Title: Re: How to prevent Google bot from indexing wap and wap2
Post by: Arantor on December 19, 2014, 11:04:05 AM
Maybe it would, maybe it wouldn't. Google is free to ignore any and all such directions. They are requests, not instructions.
Title: Re: How to prevent Google bot from indexing wap and wap2
Post by: Gwenwyfar on December 20, 2014, 07:09:37 PM
Not sure this helps, but you can also create a group for bots (will be any bot, not just google I believe, anything SMF recognizes as a bot), and then give it whatever permissions you want to give to them. Should be on spider settings somewhere, then you need to create a normal group for them.
Title: Re: How to prevent Google bot from indexing wap and wap2
Post by: Arantor on December 20, 2014, 07:35:54 PM
No, it doesn't work *quite* like that.
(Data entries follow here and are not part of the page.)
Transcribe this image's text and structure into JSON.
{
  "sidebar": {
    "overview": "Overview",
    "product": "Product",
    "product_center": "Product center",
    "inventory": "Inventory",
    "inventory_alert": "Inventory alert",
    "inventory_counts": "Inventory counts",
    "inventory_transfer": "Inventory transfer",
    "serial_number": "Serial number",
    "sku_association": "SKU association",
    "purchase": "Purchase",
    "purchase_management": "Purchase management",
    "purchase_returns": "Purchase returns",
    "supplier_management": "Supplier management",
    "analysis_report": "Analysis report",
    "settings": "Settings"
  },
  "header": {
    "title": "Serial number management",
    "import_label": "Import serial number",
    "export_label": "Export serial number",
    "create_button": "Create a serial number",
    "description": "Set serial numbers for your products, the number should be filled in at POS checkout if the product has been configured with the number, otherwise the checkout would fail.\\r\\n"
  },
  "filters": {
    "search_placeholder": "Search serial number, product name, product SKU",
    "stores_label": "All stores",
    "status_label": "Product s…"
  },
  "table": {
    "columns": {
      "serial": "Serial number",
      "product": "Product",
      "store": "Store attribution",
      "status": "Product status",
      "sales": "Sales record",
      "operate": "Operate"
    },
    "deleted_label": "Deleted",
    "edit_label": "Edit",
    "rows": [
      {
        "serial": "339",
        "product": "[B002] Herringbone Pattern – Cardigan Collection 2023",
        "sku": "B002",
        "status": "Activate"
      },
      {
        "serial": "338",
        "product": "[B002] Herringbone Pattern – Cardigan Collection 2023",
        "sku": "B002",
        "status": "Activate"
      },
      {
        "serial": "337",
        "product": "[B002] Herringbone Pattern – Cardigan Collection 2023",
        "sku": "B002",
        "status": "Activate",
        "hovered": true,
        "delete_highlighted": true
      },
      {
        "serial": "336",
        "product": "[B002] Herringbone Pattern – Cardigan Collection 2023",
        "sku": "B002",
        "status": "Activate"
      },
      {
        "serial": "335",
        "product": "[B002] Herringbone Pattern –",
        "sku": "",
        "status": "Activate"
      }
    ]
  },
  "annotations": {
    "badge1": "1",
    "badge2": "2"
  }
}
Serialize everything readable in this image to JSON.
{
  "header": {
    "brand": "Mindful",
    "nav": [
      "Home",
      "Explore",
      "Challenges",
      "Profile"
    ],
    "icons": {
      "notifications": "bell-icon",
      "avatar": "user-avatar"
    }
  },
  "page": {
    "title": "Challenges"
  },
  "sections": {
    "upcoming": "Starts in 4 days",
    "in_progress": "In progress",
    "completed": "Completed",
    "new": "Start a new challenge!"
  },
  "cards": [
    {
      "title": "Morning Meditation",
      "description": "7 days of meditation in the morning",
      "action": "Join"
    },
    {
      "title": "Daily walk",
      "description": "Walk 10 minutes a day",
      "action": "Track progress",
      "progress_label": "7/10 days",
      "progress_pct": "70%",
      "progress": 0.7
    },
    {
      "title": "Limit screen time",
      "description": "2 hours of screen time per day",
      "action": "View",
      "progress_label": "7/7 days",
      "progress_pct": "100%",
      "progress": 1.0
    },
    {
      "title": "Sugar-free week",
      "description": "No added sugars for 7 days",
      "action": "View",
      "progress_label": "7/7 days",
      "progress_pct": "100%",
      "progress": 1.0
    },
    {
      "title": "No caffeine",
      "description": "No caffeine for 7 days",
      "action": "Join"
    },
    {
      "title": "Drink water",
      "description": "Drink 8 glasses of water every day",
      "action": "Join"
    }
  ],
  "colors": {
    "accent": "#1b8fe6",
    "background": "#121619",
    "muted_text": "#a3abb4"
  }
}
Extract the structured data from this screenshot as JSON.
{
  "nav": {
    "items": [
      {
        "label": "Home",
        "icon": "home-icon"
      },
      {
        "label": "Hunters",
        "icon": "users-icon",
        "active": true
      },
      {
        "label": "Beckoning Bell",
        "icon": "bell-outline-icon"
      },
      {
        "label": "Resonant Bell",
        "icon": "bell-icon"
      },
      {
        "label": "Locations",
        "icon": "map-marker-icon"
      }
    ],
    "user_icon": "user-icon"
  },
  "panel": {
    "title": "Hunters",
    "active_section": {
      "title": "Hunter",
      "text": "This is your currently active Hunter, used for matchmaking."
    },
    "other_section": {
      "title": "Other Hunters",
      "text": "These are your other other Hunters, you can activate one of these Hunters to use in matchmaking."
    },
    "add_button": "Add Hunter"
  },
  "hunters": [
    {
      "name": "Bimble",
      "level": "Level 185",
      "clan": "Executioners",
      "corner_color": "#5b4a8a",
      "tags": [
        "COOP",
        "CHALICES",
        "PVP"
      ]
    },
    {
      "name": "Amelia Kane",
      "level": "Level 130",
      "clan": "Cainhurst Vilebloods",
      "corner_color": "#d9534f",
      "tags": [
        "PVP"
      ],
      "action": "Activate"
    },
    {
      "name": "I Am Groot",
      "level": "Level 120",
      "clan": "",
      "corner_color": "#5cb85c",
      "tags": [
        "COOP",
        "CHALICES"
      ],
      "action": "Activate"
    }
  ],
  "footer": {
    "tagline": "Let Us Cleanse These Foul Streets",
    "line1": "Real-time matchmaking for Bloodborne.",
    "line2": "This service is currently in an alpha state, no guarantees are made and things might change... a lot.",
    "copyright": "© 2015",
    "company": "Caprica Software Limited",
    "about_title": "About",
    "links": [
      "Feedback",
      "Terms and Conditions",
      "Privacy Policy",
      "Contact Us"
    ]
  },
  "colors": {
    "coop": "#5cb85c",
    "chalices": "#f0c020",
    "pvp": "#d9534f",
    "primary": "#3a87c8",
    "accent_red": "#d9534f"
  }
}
Yes, you can create such a group but the group only *denies* permissions, it does not grant any extras, and I don't think it gives any changes to board access.
Title: Re: How to prevent Google bot from indexing wap and wap2
Post by: Gwenwyfar on December 20, 2014, 07:52:41 PM
Ahh, I see. And yes, I just tested, it doesn't affect boards even if you're giving an extra permission. Would be a good addition though.
Title: Re: How to prevent Google bot from indexing wap and wap2
Post by: Arantor on December 20, 2014, 08:01:29 PM
Why would it? Adding permissions or access like this is a bad idea since it can earn you penalties like Experts Exchange discovered some time ago.
Title: Re: How to prevent Google bot from indexing wap and wap2
Post by: Gwenwyfar on December 21, 2014, 12:56:03 AM
I was talking about boards access more specifically, I can't think of any use for permissions themselves (as in permissions to do something in the forum), actually. I do have sections I want visible for guests, but not for bots for instance, since they'd be basically "spam" on their eyes and wouldn't be useful for anyone making a search. I know many forums that have a similar section or simply people who wouldn't like google indexing some things.

Experts Exchange discovered what? (sorry, I don't even know what is that site :P)

Title: Re: How to prevent Google bot from indexing wap and wap2
Post by: Arantor on December 21, 2014, 01:01:17 AM
Yeah, there are issues around *that* too. Google is very fussy about things you show to guests but not to things that identify themselves as Google.
Title: Re: How to prevent Google bot from indexing wap and wap2
Post by: Gwenwyfar on December 21, 2014, 01:09:09 AM
And do they really check for that? What issues would they be? I know it already considers these access denied pages a "soft 404 error" regardless. I guess that's one more thing on the pile of useless things to try with a forum for SEs then...
Title: Re: How to prevent Google bot from indexing wap and wap2
Post by: Arantor on December 21, 2014, 01:11:39 AM
They have been known to, yes. Like I said, Experts Exchange ran afoul of this in their scheme to convince people to pay for access but show the results to Google for free.